Засѣданіе происходило подъ предсѣдательствомъ товарища предсѣдателя П. А. Дейера.

Дѣло это, получившее въ Москвѣ извѣстность подъ именемъ убійства лавочника въ Тверской Ямской, привлекло многочисленную толпу слушателей въ залъ суда. Въ 11½ часовъ открылось засѣданіе. Подъ стражей на скамьѣ подсудимыхъ явился Алексѣй Ивановъ Морозовъ, молодой человѣкъ 19 лѣтъ. Лицо подсудимаго еще очень свѣжее, хотя на немъ замѣтны слѣды умственной зрѣлости не по лѣтамъ. Впечатлѣніе оно производитъ неблагопріятное. Подсудимый смотритъ своими сѣрыми большими глазами нахмуривъ брови. Онъ бѣлокуръ, носитъ волосы по — русски. На его загорѣлыхъ смуглыхъ щекахъ еще не замѣтно признаковъ волосъ; лишь бѣлые небольшіе, едва видимые усы оттѣняютъ его тонкія, блѣдныя, плотно сжатыя губы. Подсудимый говоритъ довольно спокойно, равнымъ голосомъ; его отвѣты умны. Но нельзя было не замѣтить, что при наружномъ спокойствіи подсудимый съ нетерпѣніемъ ожидалъ, когда кончится судебное засѣданіе.
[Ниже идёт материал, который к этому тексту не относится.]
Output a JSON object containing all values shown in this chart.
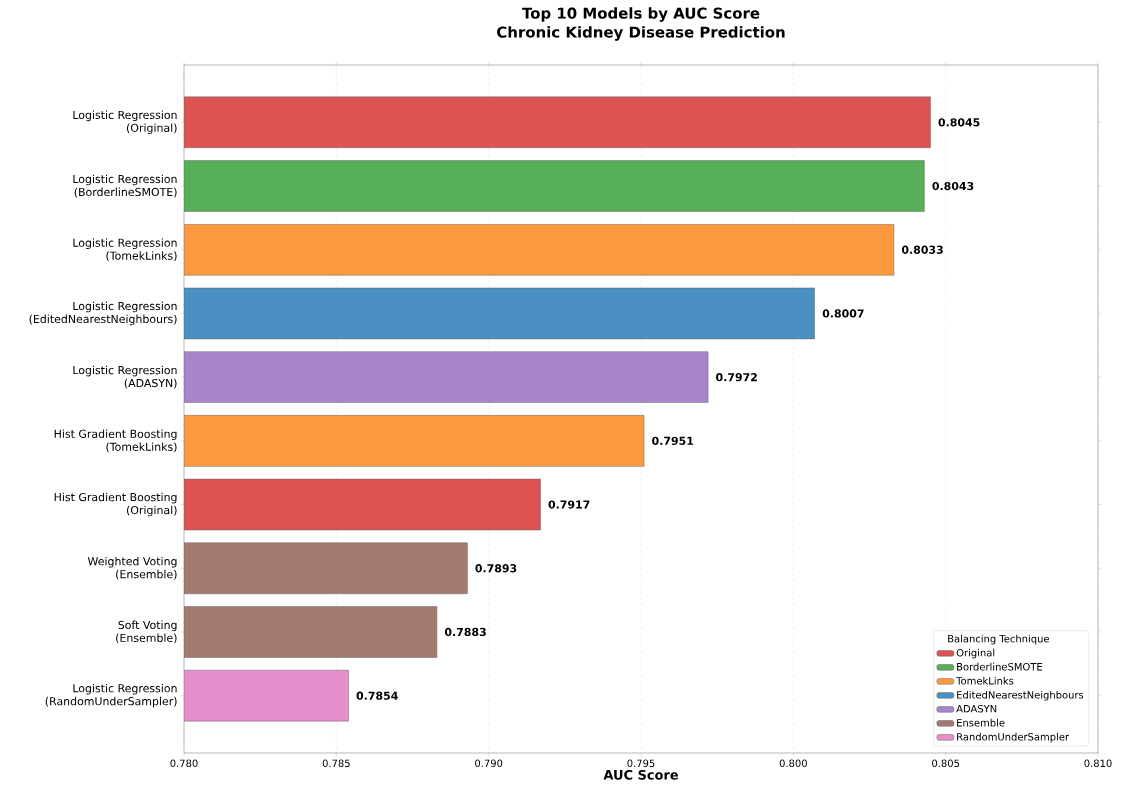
{
  "chart_data": {
    "type": "bar",
    "orientation": "horizontal",
    "title": "Top 10 Models by AUC Score",
    "subtitle": "Chronic Kidney Disease Prediction",
    "xlabel": "AUC Score",
    "legend_title": "Balancing Technique",
    "categories": [
      "Logistic Regression\n(Original)",
      "Logistic Regression\n(BorderlineSMOTE)",
      "Logistic Regression\n(TomekLinks)",
      "Logistic Regression\n(EditedNearestNeighbours)",
      "Logistic Regression\n(ADASYN)",
      "Hist Gradient Boosting\n(TomekLinks)",
      "Hist Gradient Boosting\n(Original)",
      "Weighted Voting\n(Ensemble)",
      "Soft Voting\n(Ensemble)",
      "Logistic Regression\n(RandomUnderSampler)"
    ],
    "series": [
      {
        "name": "Original",
        "color": "#dd5253",
        "values": [
          0.8045,
          null,
          null,
          null,
          null,
          null,
          0.7917,
          null,
          null,
          null
        ]
      },
      {
        "name": "BorderlineSMOTE",
        "color": "#57b058",
        "values": [
          null,
          0.8043,
          null,
          null,
          null,
          null,
          null,
          null,
          null,
          null
        ]
      },
      {
        "name": "TomekLinks",
        "color": "#fd9a40",
        "values": [
          null,
          null,
          0.8033,
          null,
          null,
          0.7951,
          null,
          null,
          null,
          null
        ]
      },
      {
        "name": "EditedNearestNeighbours",
        "color": "#4a90c2",
        "values": [
          null,
          null,
          null,
          0.8007,
          null,
          null,
          null,
          null,
          null,
          null
        ]
      },
      {
        "name": "ADASYN",
        "color": "#a885c8",
        "values": [
          null,
          null,
          null,
          null,
          0.7972,
          null,
          null,
          null,
          null,
          null
        ]
      },
      {
        "name": "Ensemble",
        "color": "#a47a6e",
        "values": [
          null,
          null,
          null,
          null,
          null,
          null,
          null,
          0.7893,
          0.7883,
          null
        ]
      },
      {
        "name": "RandomUnderSampler",
        "color": "#e68fcc",
        "values": [
          null,
          null,
          null,
          null,
          null,
          null,
          null,
          null,
          null,
          0.7854
        ]
      }
    ],
    "data_labels": true,
    "xlim": [
      0.78,
      0.81
    ],
    "xticks": [
      {
        "value": 0.78,
        "label": "0.780"
      },
      {
        "value": 0.785,
        "label": "0.785"
      },
      {
        "value": 0.79,
        "label": "0.790"
      },
      {
        "value": 0.795,
        "label": "0.795"
      },
      {
        "value": 0.8,
        "label": "0.800"
      },
      {
        "value": 0.805,
        "label": "0.805"
      },
      {
        "value": 0.81,
        "label": "0.810"
      }
    ],
    "grid": "x",
    "legend": "bottom right"
  }
}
Вотъ въ чемъ заключаются обстоятельства дѣла:

Въ ночь на 26‑е іюля 1868 года, городовой 1‑го квартала Сущевской части Барсовъ, обходя свой участокъ, увидѣлъ около 2‑хъ часовъ на тротуарѣ у дома полковника Дурново, на углу Тверской и Острожной улицъ, ползущаго человѣка. Не разглядѣвъ хорошенько и думая, что человѣкъ этотъ пьянъ, Барсовъ отправился въ домъ Дурново и пригласилъ изъ пекарни рабочихъ Лаврентія Семенова и Осипа Купріянова, чтобы поднять лежащаго. Здѣсь, при свѣчѣ, въ лежащемъ узнали лавочника изъ дома Дурново, 18-лѣтняго крестьянина Калужской губерніи Василія Ермилова. Весь окровавленный, въ грязи, онъ былъ не обутъ и въ одномъ бѣльѣ. На сдѣланные вопросы Ермиловъ съ полнымъ сознаніемъ отвѣчалъ, что его зарѣзалъ Алексѣй Морозовъ. По извѣщенію Барсова, тотчасъ же прибылъ квартальный надзиратель Бочечкаровъ и, на вопросы его, Ермиловъ, при свидѣтеляхъ, отвѣчалъ снова, что его зарѣзалъ Алексѣй Морозовъ, сынъ Ивана Иванова Морозова. Г. Бочечкаровъ въ сопровожденіи Лаврентія Семенова, Осипа Купріанова, Петра Короткова и городоваго Пшеницына отправился на постоялый дворъ купца Морозова, находящійся по сосѣдству съ домомъ Дурново, на противуположной сторонѣ улицы, наискось отъ него. Алексѣя Морозова нашли во дворѣ, въ одномъ изъ стойлъ, служившемъ для него мѣстомъ ночлега. Онъ былъ раздѣтъ, босой и повидимому спалъ. На окликъ надзирателя, Морозовъ вскочилъ со словами: «чтобы? я ничего не сдѣлалъ.» Взявъ Морозова и лежавшіе въ изголовьи сапоги его, всѣ пошли къ Ермилову. Здѣсь спросили Морозова не знаетъ ли онъ лежащаго человѣка и онъ, еще не подойдя къ нему и не видя его, сказалъ, чтобъ умыли его и тогда онъ можетъ — быть узнаетъ. Снова спросили Ермилова и тотъ, попрежнему, съ полнымъ сознаніемъ, отвѣчалъ, что убилъ его Алексѣй Ивановъ Морозовъ, и на вопросъ самого Морозова, сказалъ, что тотъ зарѣзалъ его ножемъ. По прибытіи врача, Ермиловъ, для оказанія ему пособія, перенесенъ былъ въ домъ. Въ 2 ч. 45 мин. прибылъ исправляющій должность судебнаго слѣдователя, но Ермиловъ находился уже въ безсознательномъ состояніи и черезъ полчаса умеръ.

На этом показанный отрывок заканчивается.